With the general imbalance in today's church between adult men and women, I had a glimmer of hope in watching the boys enjoy what they were doing. I would love to hear ideas about how to specifically minister to boys? Any success stories out there?


Earl said...

Get a ball, any kind of ball. Get some hotdogs or maybe even some hamburgers, etc. Get some inexpensive Bibles, paperback whatever that you can give to each boy. Buy plenty of them because the boys will misplace/loose the Bibles and you'll also want to have extra copies to give to their parent(s) when you make visits in the home. Depending on the area in which you live, come up with some sort of game that boys will want to play. I have found softball, tag football and kickball to be popular choices. During March you can use kites while swimming would be an attractive option during the warmer months. You might also find camping and hiking to be good choices. Of course praise those who play well in the game and conduct themselves in a Christlike manner. Follow the game time with a specific Bible study focused on the needs of the boys in your group. Have the boys use highlighters, etc. to mark the passages of Scripture they study. Help them find practical ways to apply what they learn to their own lives. Keep things simple and use an appropriate vocabulary so that no one will be left out due to difficulties with language, etc. Recognize and praise those who apply themselves to the study. Follow with the hotdogs or hamburgers. Involve adults in the congregation to help you with running the games and doing the Bible study. Sunday School classes will likely be willing to sponsor the hotdogs and hamburgers. Make sure to visit the homes where they boys live and get to know their parent(s). The foregoing approach has been useful to me in building children and youth groups comprised of both boys and girls. You will not reach all the boys, but you will reach some of them. And what is more, you will have the opportunity to reach their families. I have personally seen this approach bear a rich harvest as boys and girls and their fathers and mothers have been won to faith in Christ.

Mark Winter said...

Earl is right: keep their bodies moving. Boys like activity. Bible study should be as kinesthetic as possible.
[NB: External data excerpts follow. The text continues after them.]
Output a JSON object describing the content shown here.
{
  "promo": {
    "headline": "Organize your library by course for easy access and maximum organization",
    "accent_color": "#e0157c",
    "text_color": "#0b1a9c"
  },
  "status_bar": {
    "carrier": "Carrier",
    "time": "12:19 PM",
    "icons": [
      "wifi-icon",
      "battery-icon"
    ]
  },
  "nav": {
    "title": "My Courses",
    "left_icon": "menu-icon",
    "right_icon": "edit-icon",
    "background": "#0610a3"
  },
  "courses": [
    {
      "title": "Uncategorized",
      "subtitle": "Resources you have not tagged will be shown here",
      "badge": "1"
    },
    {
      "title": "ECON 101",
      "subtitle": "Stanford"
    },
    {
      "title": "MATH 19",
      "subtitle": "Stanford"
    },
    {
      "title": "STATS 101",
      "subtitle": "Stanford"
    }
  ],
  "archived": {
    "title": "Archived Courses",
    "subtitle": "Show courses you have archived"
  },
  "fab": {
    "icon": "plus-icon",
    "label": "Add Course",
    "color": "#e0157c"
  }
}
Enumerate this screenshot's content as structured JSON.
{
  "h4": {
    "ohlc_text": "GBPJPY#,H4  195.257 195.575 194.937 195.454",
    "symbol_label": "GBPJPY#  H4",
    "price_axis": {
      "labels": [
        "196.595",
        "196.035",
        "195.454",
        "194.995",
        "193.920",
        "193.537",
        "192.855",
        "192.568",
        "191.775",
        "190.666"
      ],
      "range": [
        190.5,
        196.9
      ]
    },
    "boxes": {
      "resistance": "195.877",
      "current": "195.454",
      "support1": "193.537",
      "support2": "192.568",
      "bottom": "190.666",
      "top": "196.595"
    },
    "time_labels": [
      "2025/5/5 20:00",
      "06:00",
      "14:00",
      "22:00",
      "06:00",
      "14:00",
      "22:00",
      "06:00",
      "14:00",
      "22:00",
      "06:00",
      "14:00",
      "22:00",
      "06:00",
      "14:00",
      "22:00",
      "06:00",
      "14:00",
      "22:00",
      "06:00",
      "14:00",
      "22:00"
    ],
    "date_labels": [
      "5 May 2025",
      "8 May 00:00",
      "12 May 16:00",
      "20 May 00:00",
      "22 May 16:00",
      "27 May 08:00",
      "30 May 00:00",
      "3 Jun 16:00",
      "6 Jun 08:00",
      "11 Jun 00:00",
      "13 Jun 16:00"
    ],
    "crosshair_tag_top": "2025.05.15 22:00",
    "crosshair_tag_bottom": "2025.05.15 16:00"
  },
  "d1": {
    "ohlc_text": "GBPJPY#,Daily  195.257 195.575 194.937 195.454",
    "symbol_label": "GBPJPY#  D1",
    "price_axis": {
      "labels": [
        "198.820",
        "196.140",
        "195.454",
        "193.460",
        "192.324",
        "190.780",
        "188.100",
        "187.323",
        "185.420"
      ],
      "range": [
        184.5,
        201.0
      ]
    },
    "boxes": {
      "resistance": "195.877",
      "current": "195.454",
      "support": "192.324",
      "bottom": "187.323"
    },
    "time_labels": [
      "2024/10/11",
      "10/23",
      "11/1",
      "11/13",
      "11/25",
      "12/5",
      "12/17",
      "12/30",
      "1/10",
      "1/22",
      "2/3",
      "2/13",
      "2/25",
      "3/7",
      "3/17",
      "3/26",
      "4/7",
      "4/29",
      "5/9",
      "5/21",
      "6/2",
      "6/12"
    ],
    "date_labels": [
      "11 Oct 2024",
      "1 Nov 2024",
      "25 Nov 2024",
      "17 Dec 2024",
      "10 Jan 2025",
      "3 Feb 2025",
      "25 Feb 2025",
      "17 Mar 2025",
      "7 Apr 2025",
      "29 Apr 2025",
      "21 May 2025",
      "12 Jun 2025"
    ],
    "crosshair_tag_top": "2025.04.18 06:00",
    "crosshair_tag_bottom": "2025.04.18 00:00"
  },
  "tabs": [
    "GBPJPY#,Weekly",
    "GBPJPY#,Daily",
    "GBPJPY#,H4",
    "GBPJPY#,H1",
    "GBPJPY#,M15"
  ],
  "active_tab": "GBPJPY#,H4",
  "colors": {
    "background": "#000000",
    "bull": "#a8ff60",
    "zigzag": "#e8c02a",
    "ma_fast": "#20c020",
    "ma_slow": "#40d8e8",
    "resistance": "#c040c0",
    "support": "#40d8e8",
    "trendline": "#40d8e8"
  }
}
On a side note, my wife has worked a part-time seasonal job with Operation Christmas Child for the last four or five years. Our youth group gave about 40 boxes and we kicked in several, as well. It's a great ministry and one that many United Methodist Churches are involved in.

revjfletcher said...

big breakfasts are usually a treat as well. Of course lunch and dinner are important, but I don't know, there's something unique about a huge breakfast.

Dan Trabue said...

I have a friend who adopted two girls when their mother passed away (the father was absentee) and unofficially adopted a street tough 12 year old boy and his mother (the mother had some severe limitations).

Today (6 very expensive exhausting years later) they are finishing up high school and doing great.

That couple saved their lives.

That might be an extreme example, but God bless those foster and adoptive parents out there!

Jehovah Judah said...

I don't mean to offend, but I have just gotten out of my youth group at my local church, and am now in college. I personally have found it annoying and offensive when adults within the church think that the only thing they can do with children and youth is entertain and teach. I grew up wanting to do something useful with my life, but I quickly came to the realization that ministry would only be available for me to do once I reached college or adult age. Please do not give us games, and games, and games and think that a short bible study at the end will minister to our needs. The closest thing I got to actually ministry during my youth was managing to get permission to organize old sermons into an organized, and archived list to make it easier for people to get ahold of. It was the most boring thing I have ever done, and the most rewarding experience of my youth. Please, the children and youth are a part of the body of Christ. Give us something to do that is meaningful.

regina said...

There is a significant body of evidence that separating boys and girls at junior high age (say 11-13) is a tremendous way to boost there emotional development. In two churches that I've worked in, I've split the kids at that age for Sunday School in one case and youth group in another. We had better attendance, and a better opportunity to work with kids one on one. As for activities for boys, letting them run around is always a good idea. Get to know what they are interested in (my guys loved WWE, so I would make sure to watch it and the first thing we did was discuss what happened.) That helped us have something in common. And when we did projects, I always created an attitude of expectation for them -- that the church needed them to accomplish the task, and I believed they were fully capable of doing it. This seemed to both increase their confidence and make them feel like they are truly a part of the community.